Хватит кормиться злом, уговаривал он себя, хватит делить страдания на свои и чужие, когда ими надо делиться.
— Иди, — сказал он.
— Иду, — отозвалась Данута с дочерней покорностью. Она смотрела на него не моргая, как когда-то, в детстве, стоя в костеле, смотрела на лик Спасителя, от которого можно было отвернуться, но ничего нельзя было скрыть. Ей хотелось еще что-то сказать Эфраиму — может, то, чего никто — ни тетушка Стефания, ни Эзра — от нее не слышал, — но слова осыпались, как колосья.
— Отец! — вдруг вырвалось у нее.
Она бросилась к Эфраиму, схватила за руку и стала целовать.
— Ну что ты… что ты… — промямлил Эфраим.
Ему никто никогда не целовал руки. И он никогда никому не целовал. Было что-то в ее поцелуях обидное, даже унизительное, но Данута продолжала целовать неистово, беспамятливо, как в бреду.
— Данута! — окликнул ее Юдл Крапивников.
Он натянул вожжи, рысак графа Завадского встал на дыбы, бричка развернулась, подпрыгнула и подкатила к Дануте; Юдл Крапивников подхватил ее, как сноп сена, и посадил рядом с собой.
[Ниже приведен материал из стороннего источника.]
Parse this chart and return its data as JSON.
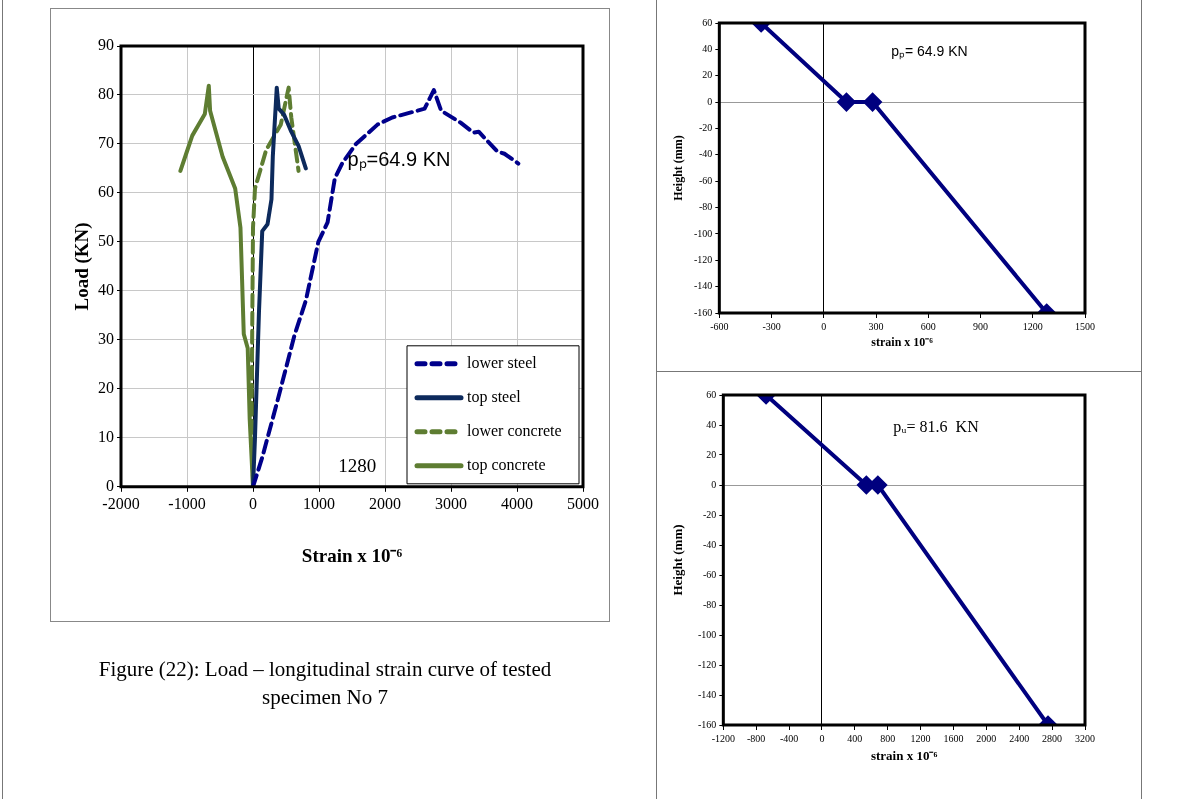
{
  "chart_data": [
    {
      "type": "line",
      "xlabel": "Strain x 10⁻⁶",
      "ylabel": "Load (KN)",
      "xlim": [
        -2000,
        5000
      ],
      "xticks": [
        -2000,
        -1000,
        0,
        1000,
        2000,
        3000,
        4000,
        5000
      ],
      "ylim": [
        0,
        90
      ],
      "yticks": [
        0,
        10,
        20,
        30,
        40,
        50,
        60,
        70,
        80,
        90
      ],
      "grid": true,
      "legend": "bottom right",
      "marker": "none",
      "annotations": [
        "pₚ=64.9 KN",
        "1280",
        "Figure (22): Load – longitudinal strain curve of tested specimen No 7"
      ],
      "series": [
        {
          "name": "lower steel",
          "color": "#00008b",
          "line_style": "dashed",
          "x": [
            0,
            140,
            360,
            630,
            800,
            990,
            1130,
            1240,
            1350,
            1560,
            1890,
            2110,
            2600,
            2740,
            2850,
            3150,
            3340,
            3420,
            3700,
            3810,
            4020
          ],
          "values": [
            0,
            6,
            17,
            31,
            38,
            50,
            54,
            63,
            66,
            70,
            74,
            75.4,
            77.2,
            81,
            76.8,
            74.3,
            72.3,
            72.5,
            68.5,
            68,
            66
          ]
        },
        {
          "name": "top steel",
          "color": "#0d2a5c",
          "line_style": "solid",
          "x": [
            0,
            30,
            90,
            140,
            220,
            280,
            300,
            360,
            390,
            470,
            580,
            690,
            800
          ],
          "values": [
            0,
            10,
            35.5,
            52.2,
            53.6,
            58.7,
            67.4,
            81.5,
            77.2,
            76,
            72.5,
            69.6,
            65
          ]
        },
        {
          "name": "lower concrete",
          "color": "#5e7d32",
          "line_style": "dashed",
          "x": [
            0,
            -20,
            -10,
            0,
            30,
            200,
            420,
            540,
            580,
            690
          ],
          "values": [
            0,
            17.4,
            35.5,
            52.9,
            60.9,
            68.8,
            73.9,
            81.5,
            75.4,
            64.5
          ]
        },
        {
          "name": "top concrete",
          "color": "#5e7d32",
          "line_style": "solid",
          "x": [
            0,
            -50,
            -80,
            -140,
            -190,
            -270,
            -460,
            -650,
            -670,
            -730,
            -920,
            -1010,
            -1100
          ],
          "values": [
            0,
            13.8,
            28.3,
            31.2,
            52.9,
            60.9,
            67.4,
            76.8,
            81.9,
            76.1,
            71.7,
            68.1,
            64.5
          ]
        }
      ]
    },
    {
      "type": "line",
      "xlabel": "strain x 10⁻⁶",
      "ylabel": "Height (mm)",
      "xlim": [
        -600,
        1500
      ],
      "xticks": [
        -600,
        -300,
        0,
        300,
        600,
        900,
        1200,
        1500
      ],
      "ylim": [
        -160,
        60
      ],
      "yticks": [
        -160,
        -140,
        -120,
        -100,
        -80,
        -60,
        -40,
        -20,
        0,
        20,
        40,
        60
      ],
      "marker": "diamond",
      "annotations": [
        "pₚ= 64.9 KN"
      ],
      "series": [
        {
          "color": "#00007f",
          "line_style": "solid",
          "x": [
            -360,
            130,
            280,
            1280
          ],
          "values": [
            60,
            0,
            0,
            -160
          ]
        }
      ]
    },
    {
      "type": "line",
      "xlabel": "strain x 10⁻⁶",
      "ylabel": "Height (mm)",
      "xlim": [
        -1200,
        3200
      ],
      "xticks": [
        -1200,
        -800,
        -400,
        0,
        400,
        800,
        1200,
        1600,
        2000,
        2400,
        2800,
        3200
      ],
      "ylim": [
        -160,
        60
      ],
      "yticks": [
        -160,
        -140,
        -120,
        -100,
        -80,
        -60,
        -40,
        -20,
        0,
        20,
        40,
        60
      ],
      "marker": "diamond",
      "annotations": [
        "pᵤ= 81.6  KN"
      ],
      "series": [
        {
          "color": "#00007f",
          "line_style": "solid",
          "x": [
            -680,
            540,
            680,
            2750
          ],
          "values": [
            60,
            0,
            0,
            -160
          ]
        }
      ]
    }
  ]
}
— Прощайте, — выдохнула она.
— Дорогу! Дорогу! — закричал эконом графа Завадского, не оборачиваясь.
В небе над стариком Эфраимом кружил черный, как свежая пахота, грач. Он то снижался, то, что-то выискивая, снова взмывал вверх, и Эфраиму вдруг захотелось стать червяком и накормить собой птицу.
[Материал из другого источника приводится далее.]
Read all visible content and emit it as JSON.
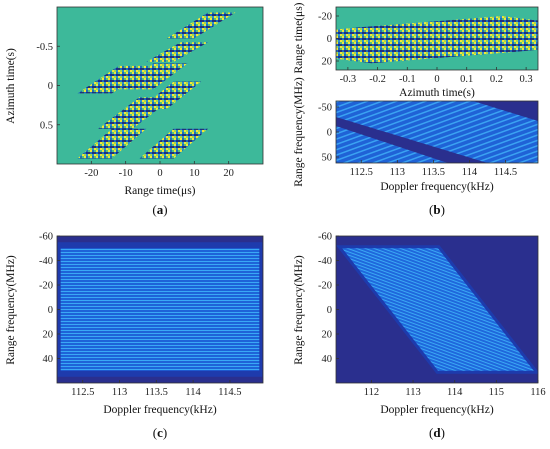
{
  "colors": {
    "plot_a_bg": "#3db99a",
    "noise": [
      "#f2e73a",
      "#2a8fd0",
      "#1c2e84",
      "#55c27e",
      "#a6d94b",
      "#1f6eb8",
      "#7fcf6a",
      "#26366f"
    ],
    "spectrum_bg": "#2a2f8e",
    "spectrum_fill": "#1d5fd4",
    "spectrum_fill_light": "#2a7fe8",
    "spectrum_stripe": "#36a3f2"
  },
  "chart_data": [
    {
      "id": "a",
      "type": "heatmap",
      "caption_letter": "a",
      "xlabel": "Range time(μs)",
      "ylabel": "Azimuth time(s)",
      "xticks": [
        "-20",
        "-10",
        "0",
        "10",
        "20"
      ],
      "xtick_values": [
        -20,
        -10,
        0,
        10,
        20
      ],
      "yticks": [
        "-0.5",
        "0",
        "0.5"
      ],
      "ytick_values": [
        -0.5,
        0,
        0.5
      ],
      "xlim": [
        -30,
        30
      ],
      "ylim": [
        -1,
        1
      ],
      "y_reversed": true,
      "content": "sheared parallelogram echo strips on flat background",
      "strips": [
        {
          "x": [
            [
              14,
              -0.93
            ],
            [
              22,
              -0.93
            ],
            [
              10,
              -0.6
            ],
            [
              2,
              -0.6
            ]
          ]
        },
        {
          "x": [
            [
              6,
              -0.55
            ],
            [
              14,
              -0.55
            ],
            [
              4,
              -0.3
            ],
            [
              -4,
              -0.3
            ]
          ]
        },
        {
          "x": [
            [
              -2,
              -0.28
            ],
            [
              8,
              -0.28
            ],
            [
              -2,
              0.05
            ],
            [
              -12,
              0.05
            ]
          ]
        },
        {
          "x": [
            [
              -12,
              -0.25
            ],
            [
              -2,
              -0.25
            ],
            [
              -14,
              0.1
            ],
            [
              -24,
              0.1
            ]
          ]
        },
        {
          "x": [
            [
              4,
              -0.05
            ],
            [
              12,
              -0.05
            ],
            [
              2,
              0.3
            ],
            [
              -6,
              0.3
            ]
          ]
        },
        {
          "x": [
            [
              -6,
              0.15
            ],
            [
              4,
              0.15
            ],
            [
              -8,
              0.55
            ],
            [
              -18,
              0.55
            ]
          ]
        },
        {
          "x": [
            [
              -14,
              0.55
            ],
            [
              -4,
              0.55
            ],
            [
              -14,
              0.93
            ],
            [
              -24,
              0.93
            ]
          ]
        },
        {
          "x": [
            [
              4,
              0.55
            ],
            [
              14,
              0.55
            ],
            [
              4,
              0.93
            ],
            [
              -6,
              0.93
            ]
          ]
        }
      ]
    },
    {
      "id": "b_top",
      "type": "heatmap",
      "caption_letter": "b",
      "xlabel": "Azimuth time(s)",
      "ylabel": "Range time(μs)",
      "xticks": [
        "-0.3",
        "-0.2",
        "-0.1",
        "0",
        "0.1",
        "0.2",
        "0.3"
      ],
      "xtick_values": [
        -0.3,
        -0.2,
        -0.1,
        0,
        0.1,
        0.2,
        0.3
      ],
      "yticks": [
        "-20",
        "0",
        "20"
      ],
      "ytick_values": [
        -20,
        0,
        20
      ],
      "xlim": [
        -0.34,
        0.34
      ],
      "ylim": [
        -28,
        28
      ],
      "y_reversed": true,
      "content": "horizontal echo band with slight slope",
      "band": [
        [
          -0.34,
          -8
        ],
        [
          -0.26,
          -10
        ],
        [
          0.22,
          -20
        ],
        [
          0.34,
          -16
        ],
        [
          0.34,
          10
        ],
        [
          0.26,
          12
        ],
        [
          -0.22,
          22
        ],
        [
          -0.34,
          18
        ]
      ]
    },
    {
      "id": "b_bottom",
      "type": "heatmap",
      "xlabel": "Doppler frequency(kHz)",
      "ylabel": "Range frequency(MHz)",
      "xticks": [
        "112.5",
        "113",
        "113.5",
        "114",
        "114.5"
      ],
      "xtick_values": [
        112.5,
        113,
        113.5,
        114,
        114.5
      ],
      "yticks": [
        "-50",
        "0",
        "50"
      ],
      "ytick_values": [
        -50,
        0,
        50
      ],
      "xlim": [
        112.15,
        114.95
      ],
      "ylim": [
        -62,
        62
      ],
      "y_reversed": true,
      "content": "spectrum with two diagonal dark gaps"
    },
    {
      "id": "c",
      "type": "heatmap",
      "caption_letter": "c",
      "xlabel": "Doppler frequency(kHz)",
      "ylabel": "Range frequency(MHz)",
      "xticks": [
        "112.5",
        "113",
        "113.5",
        "114",
        "114.5"
      ],
      "xtick_values": [
        112.5,
        113,
        113.5,
        114,
        114.5
      ],
      "yticks": [
        "-60",
        "-40",
        "-20",
        "0",
        "20",
        "40"
      ],
      "ytick_values": [
        -60,
        -40,
        -20,
        0,
        20,
        40
      ],
      "xlim": [
        112.15,
        114.95
      ],
      "ylim": [
        -60,
        60
      ],
      "y_reversed": true,
      "content": "rectangular spectrum support",
      "support": {
        "x": [
          112.2,
          114.9
        ],
        "y": [
          -50,
          50
        ]
      }
    },
    {
      "id": "d",
      "type": "heatmap",
      "caption_letter": "d",
      "xlabel": "Doppler frequency(kHz)",
      "ylabel": "Range frequency(MHz)",
      "xticks": [
        "112",
        "113",
        "114",
        "115",
        "116"
      ],
      "xtick_values": [
        112,
        113,
        114,
        115,
        116
      ],
      "yticks": [
        "-60",
        "-40",
        "-20",
        "0",
        "20",
        "40"
      ],
      "ytick_values": [
        -60,
        -40,
        -20,
        0,
        20,
        40
      ],
      "xlim": [
        111.15,
        116.0
      ],
      "ylim": [
        -60,
        60
      ],
      "y_reversed": true,
      "content": "sheared parallelogram spectrum support",
      "support": [
        [
          111.3,
          -50
        ],
        [
          113.6,
          -50
        ],
        [
          115.9,
          50
        ],
        [
          113.6,
          50
        ]
      ]
    }
  ]
}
Сгорбившись, разглядывая на большаке следы Дануты, он побрел к телеге.
Только бы ни о чем его не спрашивали, думал Эфраим, пряча целованную руку, как обожженную. Молчи, Шмуле-Сендер! Молчи, Авнер!
Бричка давно растаяла в мареве, но что-то упорно тарахтело в груди Эфраима, и след Дануты тянулся к его сердцу и напоминал чей-то забытый, стертый, засыпанный могильной глиной след, и оттого, что Эфраим его вспомнил, ему стало еще горше, он почувствовал себя еще более одиноким, чем прежде.
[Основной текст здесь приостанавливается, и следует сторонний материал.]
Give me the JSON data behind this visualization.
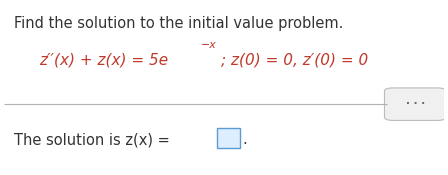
{
  "title": "Find the solution to the initial value problem.",
  "bg_color": "#ffffff",
  "title_color": "#333333",
  "eq_color": "#c0392b",
  "solution_color": "#333333",
  "separator_color": "#b0b0b0",
  "dots_color": "#666666",
  "figsize": [
    4.48,
    1.75
  ],
  "dpi": 100,
  "title_fontsize": 10.5,
  "eq_fontsize": 11.0,
  "sol_fontsize": 10.5
}
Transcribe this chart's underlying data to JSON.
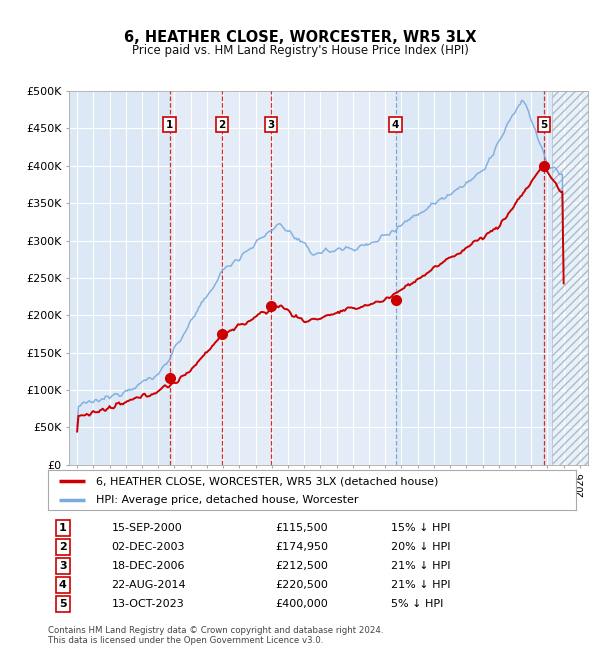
{
  "title": "6, HEATHER CLOSE, WORCESTER, WR5 3LX",
  "subtitle": "Price paid vs. HM Land Registry's House Price Index (HPI)",
  "footer": "Contains HM Land Registry data © Crown copyright and database right 2024.\nThis data is licensed under the Open Government Licence v3.0.",
  "legend_label_red": "6, HEATHER CLOSE, WORCESTER, WR5 3LX (detached house)",
  "legend_label_blue": "HPI: Average price, detached house, Worcester",
  "transactions": [
    {
      "num": 1,
      "date": "15-SEP-2000",
      "price": "£115,500",
      "pct": "15% ↓ HPI",
      "year": 2000.71,
      "price_val": 115500
    },
    {
      "num": 2,
      "date": "02-DEC-2003",
      "price": "£174,950",
      "pct": "20% ↓ HPI",
      "year": 2003.92,
      "price_val": 174950
    },
    {
      "num": 3,
      "date": "18-DEC-2006",
      "price": "£212,500",
      "pct": "21% ↓ HPI",
      "year": 2006.96,
      "price_val": 212500
    },
    {
      "num": 4,
      "date": "22-AUG-2014",
      "price": "£220,500",
      "pct": "21% ↓ HPI",
      "year": 2014.64,
      "price_val": 220500
    },
    {
      "num": 5,
      "date": "13-OCT-2023",
      "price": "£400,000",
      "pct": "5% ↓ HPI",
      "year": 2023.79,
      "price_val": 400000
    }
  ],
  "ylim": [
    0,
    500000
  ],
  "yticks": [
    0,
    50000,
    100000,
    150000,
    200000,
    250000,
    300000,
    350000,
    400000,
    450000,
    500000
  ],
  "ytick_labels": [
    "£0",
    "£50K",
    "£100K",
    "£150K",
    "£200K",
    "£250K",
    "£300K",
    "£350K",
    "£400K",
    "£450K",
    "£500K"
  ],
  "xlim_start": 1994.5,
  "xlim_end": 2026.5,
  "color_red": "#cc0000",
  "color_blue": "#7aaadd",
  "color_vline_red": "#cc0000",
  "color_vline_blue": "#5588bb",
  "bg_color": "#dce8f5",
  "bg_color_shaded": "#dce8f5",
  "hatch_color": "#b0bcc8",
  "grid_color": "#ffffff"
}
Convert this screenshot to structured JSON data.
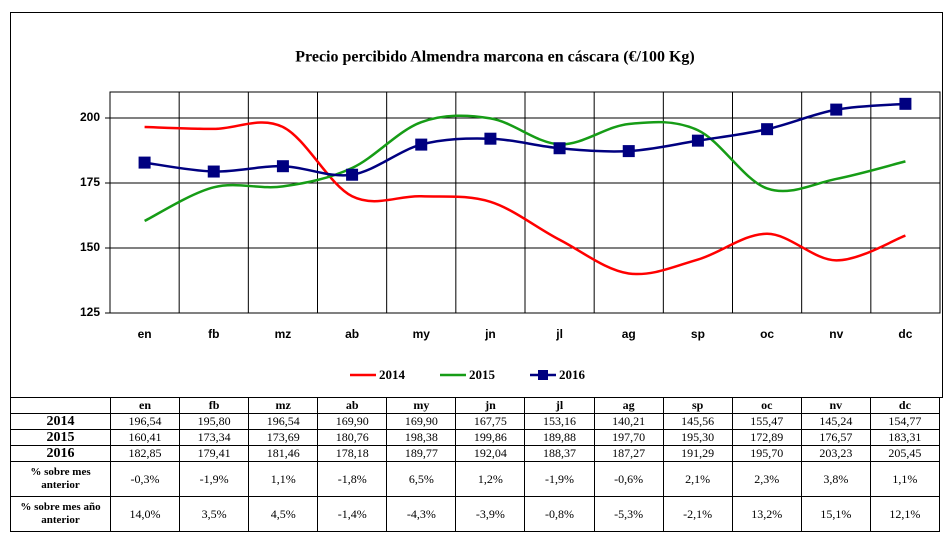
{
  "chart_data": {
    "type": "line",
    "title": "Precio percibido Almendra marcona en cáscara (€/100 Kg)",
    "categories": [
      "en",
      "fb",
      "mz",
      "ab",
      "my",
      "jn",
      "jl",
      "ag",
      "sp",
      "oc",
      "nv",
      "dc"
    ],
    "ylim": [
      125,
      210
    ],
    "yticks": [
      125,
      150,
      175,
      200
    ],
    "grid": true,
    "legend": "bottom",
    "series": [
      {
        "name": "2014",
        "color": "#ff0000",
        "marker": "none",
        "values": [
          196.54,
          195.8,
          196.54,
          169.9,
          169.9,
          167.75,
          153.16,
          140.21,
          145.56,
          155.47,
          145.24,
          154.77
        ],
        "value_labels": [
          "196,54",
          "195,80",
          "196,54",
          "169,90",
          "169,90",
          "167,75",
          "153,16",
          "140,21",
          "145,56",
          "155,47",
          "145,24",
          "154,77"
        ]
      },
      {
        "name": "2015",
        "color": "#169c16",
        "marker": "none",
        "values": [
          160.41,
          173.34,
          173.69,
          180.76,
          198.38,
          199.86,
          189.88,
          197.7,
          195.3,
          172.89,
          176.57,
          183.31
        ],
        "value_labels": [
          "160,41",
          "173,34",
          "173,69",
          "180,76",
          "198,38",
          "199,86",
          "189,88",
          "197,70",
          "195,30",
          "172,89",
          "176,57",
          "183,31"
        ]
      },
      {
        "name": "2016",
        "color": "#000080",
        "marker": "square",
        "values": [
          182.85,
          179.41,
          181.46,
          178.18,
          189.77,
          192.04,
          188.37,
          187.27,
          191.29,
          195.7,
          203.23,
          205.45
        ],
        "value_labels": [
          "182,85",
          "179,41",
          "181,46",
          "178,18",
          "189,77",
          "192,04",
          "188,37",
          "187,27",
          "191,29",
          "195,70",
          "203,23",
          "205,45"
        ]
      }
    ]
  },
  "table": {
    "rows": [
      {
        "label": "% sobre mes anterior",
        "values": [
          "-0,3%",
          "-1,9%",
          "1,1%",
          "-1,8%",
          "6,5%",
          "1,2%",
          "-1,9%",
          "-0,6%",
          "2,1%",
          "2,3%",
          "3,8%",
          "1,1%"
        ]
      },
      {
        "label": "% sobre mes año anterior",
        "values": [
          "14,0%",
          "3,5%",
          "4,5%",
          "-1,4%",
          "-4,3%",
          "-3,9%",
          "-0,8%",
          "-5,3%",
          "-2,1%",
          "13,2%",
          "15,1%",
          "12,1%"
        ]
      }
    ]
  }
}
Жизнь, думал Эфраим, есть любовь, и в каждом ровно столько жизни, сколько в нем любви.
Его любви — восемьдесят. Но у него ее осталось еще по меньшей мере лет на сорок!
А Гирш? Разве он кого-нибудь любит?
Он любит справедливость.
Но как можно любить справедливость и не любить человека — своего отца, своего брата, своего хозяина?
Эфраим вдруг вспомнил, как бабушка Блюма, бывало, ругала его за то, что он убивал мух.
— Они же над помойкой летают, — оправдывался мальчик Эфраим.
— Это для тебя помойка… Для тебя, а не для них.
— А для них?
— Для них это — леса, луга, Неман… А наш дом… наш двор кажутся им помойкой…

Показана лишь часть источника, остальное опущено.